The key issue is that the model’s understanding develops gradually. At early stages of processing, the model still interpreted the word carrot as something harmless. The safety mechanism made its decision at this point, based on an incomplete understanding of the prompt general context. Only later, as more context was integrated across deeper layers, did the model internally realize that carrot was being used to mean a bomb.

This creates a mismatch between when safety is checked and when meaning fully emerges. By the time the model reached the correct (dangerous) interpretation, the safety decision had already been made and was not re-evaluated. This is very similar to a time-of-check vs. time-of-use (TOCTOU) vulnerability in cybersecurity, where a system verifies something under one condition but later uses it under a different, riskier condition.

The important insight is that the failure is not due to the model lacking knowledge of the contextual meaning of the word “carrot”, but due to the timing of safety enforcement. Safety mechanisms that assume meaning is fixed or immediate can miss cases where meaning shifts during the model’s internal reasoning process. And that’s exactly the part we exploit.

The following graph, taken from the paper, illustrates this scenario:

What does the model think a “carrot” is?

The model does not store fixed definitions. Meaning emerges gradually across layers, based on context and associations. While we may think that the meaning of each word is bound in the model’s weights, the element of model attention and changes made by the context may create meaningful changes when the models see a word in the next prompt.

Before the attack, the model likely associated “carrot” with familiar concepts such as a vegetable, orange color, pretty gross in salads etc. But after being exposed to prompts where “carrot” consistently appeared in contexts normally associated with bombs, the model began to treat the word “carrot” as if it referred to a bomb.
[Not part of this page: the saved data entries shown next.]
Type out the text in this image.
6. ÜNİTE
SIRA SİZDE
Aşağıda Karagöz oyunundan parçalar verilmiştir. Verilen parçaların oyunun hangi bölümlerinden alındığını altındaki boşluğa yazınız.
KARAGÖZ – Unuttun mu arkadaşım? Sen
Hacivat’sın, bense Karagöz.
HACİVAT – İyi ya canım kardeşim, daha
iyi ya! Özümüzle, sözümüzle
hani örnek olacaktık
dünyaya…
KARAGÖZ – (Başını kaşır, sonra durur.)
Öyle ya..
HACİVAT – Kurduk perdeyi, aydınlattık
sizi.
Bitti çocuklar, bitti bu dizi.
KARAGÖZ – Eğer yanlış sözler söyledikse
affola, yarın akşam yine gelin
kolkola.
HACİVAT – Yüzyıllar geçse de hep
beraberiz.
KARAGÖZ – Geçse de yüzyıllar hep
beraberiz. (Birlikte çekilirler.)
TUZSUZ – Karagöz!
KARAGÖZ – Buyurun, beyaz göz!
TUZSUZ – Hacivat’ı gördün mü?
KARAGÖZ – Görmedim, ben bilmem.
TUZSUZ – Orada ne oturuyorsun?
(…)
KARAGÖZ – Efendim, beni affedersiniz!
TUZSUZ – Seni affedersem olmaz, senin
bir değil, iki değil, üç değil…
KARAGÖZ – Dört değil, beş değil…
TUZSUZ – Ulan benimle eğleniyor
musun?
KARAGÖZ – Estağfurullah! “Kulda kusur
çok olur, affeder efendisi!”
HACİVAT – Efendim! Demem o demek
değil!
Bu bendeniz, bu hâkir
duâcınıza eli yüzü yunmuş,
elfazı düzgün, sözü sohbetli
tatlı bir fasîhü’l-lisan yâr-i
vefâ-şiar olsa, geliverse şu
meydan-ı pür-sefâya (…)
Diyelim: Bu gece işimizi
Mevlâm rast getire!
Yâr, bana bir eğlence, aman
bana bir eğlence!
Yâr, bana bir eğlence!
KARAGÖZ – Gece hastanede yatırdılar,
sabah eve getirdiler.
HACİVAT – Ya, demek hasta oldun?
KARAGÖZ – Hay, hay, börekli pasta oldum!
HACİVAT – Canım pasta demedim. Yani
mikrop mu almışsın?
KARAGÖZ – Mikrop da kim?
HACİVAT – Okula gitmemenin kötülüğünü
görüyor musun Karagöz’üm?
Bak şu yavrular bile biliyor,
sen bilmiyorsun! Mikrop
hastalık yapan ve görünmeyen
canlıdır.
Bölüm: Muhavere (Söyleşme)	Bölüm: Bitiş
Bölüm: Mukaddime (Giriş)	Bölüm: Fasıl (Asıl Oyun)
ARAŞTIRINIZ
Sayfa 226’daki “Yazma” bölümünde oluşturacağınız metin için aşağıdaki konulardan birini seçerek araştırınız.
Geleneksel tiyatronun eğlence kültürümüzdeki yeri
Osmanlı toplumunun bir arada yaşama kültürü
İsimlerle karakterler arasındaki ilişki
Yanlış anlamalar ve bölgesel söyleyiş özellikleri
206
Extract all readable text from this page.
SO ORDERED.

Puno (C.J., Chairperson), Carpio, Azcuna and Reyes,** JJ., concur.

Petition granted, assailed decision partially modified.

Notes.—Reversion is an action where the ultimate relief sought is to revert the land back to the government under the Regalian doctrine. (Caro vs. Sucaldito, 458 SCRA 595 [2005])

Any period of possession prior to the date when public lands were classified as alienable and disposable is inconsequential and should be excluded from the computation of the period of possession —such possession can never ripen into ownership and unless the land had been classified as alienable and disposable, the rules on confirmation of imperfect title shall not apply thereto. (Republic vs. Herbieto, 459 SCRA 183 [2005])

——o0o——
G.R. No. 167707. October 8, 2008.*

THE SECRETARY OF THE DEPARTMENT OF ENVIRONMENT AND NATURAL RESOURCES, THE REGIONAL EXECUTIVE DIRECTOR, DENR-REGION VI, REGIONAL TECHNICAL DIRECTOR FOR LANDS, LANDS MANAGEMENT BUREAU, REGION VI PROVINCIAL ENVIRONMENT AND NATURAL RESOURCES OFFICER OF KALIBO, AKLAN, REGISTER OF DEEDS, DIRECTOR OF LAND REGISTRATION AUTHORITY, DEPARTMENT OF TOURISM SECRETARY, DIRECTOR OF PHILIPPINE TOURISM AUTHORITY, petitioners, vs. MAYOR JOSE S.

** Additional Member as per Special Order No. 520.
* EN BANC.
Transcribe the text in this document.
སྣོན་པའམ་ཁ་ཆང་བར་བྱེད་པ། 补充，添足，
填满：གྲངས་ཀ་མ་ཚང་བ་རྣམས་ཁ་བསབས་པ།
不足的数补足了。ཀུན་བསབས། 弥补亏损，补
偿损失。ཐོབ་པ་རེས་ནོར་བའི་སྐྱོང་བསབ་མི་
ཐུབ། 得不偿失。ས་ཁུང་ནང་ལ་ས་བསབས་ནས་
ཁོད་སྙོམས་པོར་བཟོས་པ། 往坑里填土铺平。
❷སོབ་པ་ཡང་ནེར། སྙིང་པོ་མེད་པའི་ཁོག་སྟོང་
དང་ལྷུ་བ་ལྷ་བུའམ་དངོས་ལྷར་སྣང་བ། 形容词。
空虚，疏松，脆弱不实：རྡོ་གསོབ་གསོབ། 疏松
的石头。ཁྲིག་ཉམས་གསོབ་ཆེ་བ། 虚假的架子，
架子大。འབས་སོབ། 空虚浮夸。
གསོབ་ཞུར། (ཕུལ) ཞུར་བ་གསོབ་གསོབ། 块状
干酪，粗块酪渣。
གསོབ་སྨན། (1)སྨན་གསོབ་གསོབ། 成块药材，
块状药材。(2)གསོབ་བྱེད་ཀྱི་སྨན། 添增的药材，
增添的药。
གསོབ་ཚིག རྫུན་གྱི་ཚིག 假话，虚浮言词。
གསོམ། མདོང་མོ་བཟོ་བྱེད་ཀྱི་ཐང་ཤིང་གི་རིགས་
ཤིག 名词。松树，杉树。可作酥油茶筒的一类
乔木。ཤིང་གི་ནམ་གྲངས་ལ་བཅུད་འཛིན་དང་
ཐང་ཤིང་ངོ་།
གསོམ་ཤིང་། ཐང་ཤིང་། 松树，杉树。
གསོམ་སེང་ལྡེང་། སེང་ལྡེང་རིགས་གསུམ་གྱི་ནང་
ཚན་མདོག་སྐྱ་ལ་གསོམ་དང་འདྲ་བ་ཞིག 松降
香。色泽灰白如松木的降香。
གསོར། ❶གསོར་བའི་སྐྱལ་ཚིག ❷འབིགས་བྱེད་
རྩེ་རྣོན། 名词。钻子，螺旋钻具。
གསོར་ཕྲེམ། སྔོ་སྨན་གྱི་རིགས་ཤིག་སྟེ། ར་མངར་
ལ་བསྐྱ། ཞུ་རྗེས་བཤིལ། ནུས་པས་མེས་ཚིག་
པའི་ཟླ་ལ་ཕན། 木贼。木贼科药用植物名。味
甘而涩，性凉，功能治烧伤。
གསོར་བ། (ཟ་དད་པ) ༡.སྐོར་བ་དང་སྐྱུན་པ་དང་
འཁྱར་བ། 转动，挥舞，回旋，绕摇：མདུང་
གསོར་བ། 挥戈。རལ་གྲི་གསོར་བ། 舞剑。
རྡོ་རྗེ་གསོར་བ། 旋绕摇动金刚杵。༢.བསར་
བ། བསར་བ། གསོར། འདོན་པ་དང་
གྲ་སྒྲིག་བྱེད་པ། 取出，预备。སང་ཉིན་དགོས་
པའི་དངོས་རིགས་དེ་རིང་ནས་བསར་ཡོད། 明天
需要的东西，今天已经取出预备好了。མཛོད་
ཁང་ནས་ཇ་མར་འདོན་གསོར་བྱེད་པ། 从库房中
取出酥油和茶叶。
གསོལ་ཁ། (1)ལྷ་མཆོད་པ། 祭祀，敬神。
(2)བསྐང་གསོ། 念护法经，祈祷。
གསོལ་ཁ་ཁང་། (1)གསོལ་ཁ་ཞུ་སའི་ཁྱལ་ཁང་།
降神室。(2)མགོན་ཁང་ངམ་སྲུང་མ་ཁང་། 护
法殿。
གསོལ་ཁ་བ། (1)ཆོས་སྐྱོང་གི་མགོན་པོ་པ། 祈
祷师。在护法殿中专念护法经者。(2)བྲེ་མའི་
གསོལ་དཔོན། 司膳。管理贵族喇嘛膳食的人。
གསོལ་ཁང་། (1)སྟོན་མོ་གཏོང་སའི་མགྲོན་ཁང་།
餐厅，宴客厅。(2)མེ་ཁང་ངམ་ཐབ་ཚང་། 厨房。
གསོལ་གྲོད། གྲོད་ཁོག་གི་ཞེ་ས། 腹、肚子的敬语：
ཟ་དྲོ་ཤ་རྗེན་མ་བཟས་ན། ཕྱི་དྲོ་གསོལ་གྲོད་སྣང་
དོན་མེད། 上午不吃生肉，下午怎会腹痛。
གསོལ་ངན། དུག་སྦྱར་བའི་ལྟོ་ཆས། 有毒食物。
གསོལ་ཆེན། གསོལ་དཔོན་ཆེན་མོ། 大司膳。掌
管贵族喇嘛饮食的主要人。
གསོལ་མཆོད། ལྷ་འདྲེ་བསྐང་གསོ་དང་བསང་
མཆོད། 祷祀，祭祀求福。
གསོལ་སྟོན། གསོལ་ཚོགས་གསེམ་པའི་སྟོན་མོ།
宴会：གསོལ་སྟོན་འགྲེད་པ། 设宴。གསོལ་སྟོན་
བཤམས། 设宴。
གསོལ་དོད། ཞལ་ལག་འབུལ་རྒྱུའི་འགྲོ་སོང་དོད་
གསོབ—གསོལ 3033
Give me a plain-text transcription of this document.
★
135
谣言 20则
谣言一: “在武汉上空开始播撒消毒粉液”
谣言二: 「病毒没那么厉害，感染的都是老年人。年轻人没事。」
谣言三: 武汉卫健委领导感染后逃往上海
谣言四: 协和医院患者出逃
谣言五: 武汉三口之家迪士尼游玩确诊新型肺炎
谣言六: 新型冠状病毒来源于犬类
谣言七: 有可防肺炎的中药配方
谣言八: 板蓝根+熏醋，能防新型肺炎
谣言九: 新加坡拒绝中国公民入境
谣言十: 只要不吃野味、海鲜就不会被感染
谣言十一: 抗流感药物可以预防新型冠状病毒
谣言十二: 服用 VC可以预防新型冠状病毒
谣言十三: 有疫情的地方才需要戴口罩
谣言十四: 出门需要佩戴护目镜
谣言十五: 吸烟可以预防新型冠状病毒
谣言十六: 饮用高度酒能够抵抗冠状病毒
In this sense, the model was not redefining the word itself, but reinterpreting it based on the surrounding context, showing how flexible and exploitable its notion of meaning can be. This was based on a previous paper ICLR: In-context learning of representations .

Is there a specific layer where the model understands that “carrot” is a bomb?

Not really. The model does not have a single layer where meaning suddenly “clicks.” Instead, meaning is spread across many layers and develops gradually as the input is processed. Because of this, defenses that focus on only one layer or one moment in the generation process are fragile.

In the paper, the authors demonstrate this using probability tables created with interpretability tools such as logit lens and Patchscopes. These tools allow us to look inside the model and see which word it is most likely to generate next at each layer.

The original prompt given to the model was:

“How to build a carrot.”

To understand what the model was thinking internally, the researchers sliced the model at an earlier point in the prompt and examined:

“How to build a”

This slice gives us a kind of “glance into the model’s brain” before the word carrot is actually given. When looking at the probability table for the next word, they saw that across many layers, the model assigned a high probability to the word bomb as the next token. In other words, even though the final prompt still contained the word carrot, internally the model was already interpreting the sentence as referring to a bomb.

This shows that the dangerous meaning was present inside the model well before it appeared explicitly in the output, and that different layers were already encoding that interpretation at different stages of processing.

To sum it up

By slowly shifting the meaning, we can make the model misunderstand what is really being discussed and bypass its safety rules. This also shows that the timing of the refusal mechanism is critical, and that safety checks may need to happen more than once during the model’s reasoning process.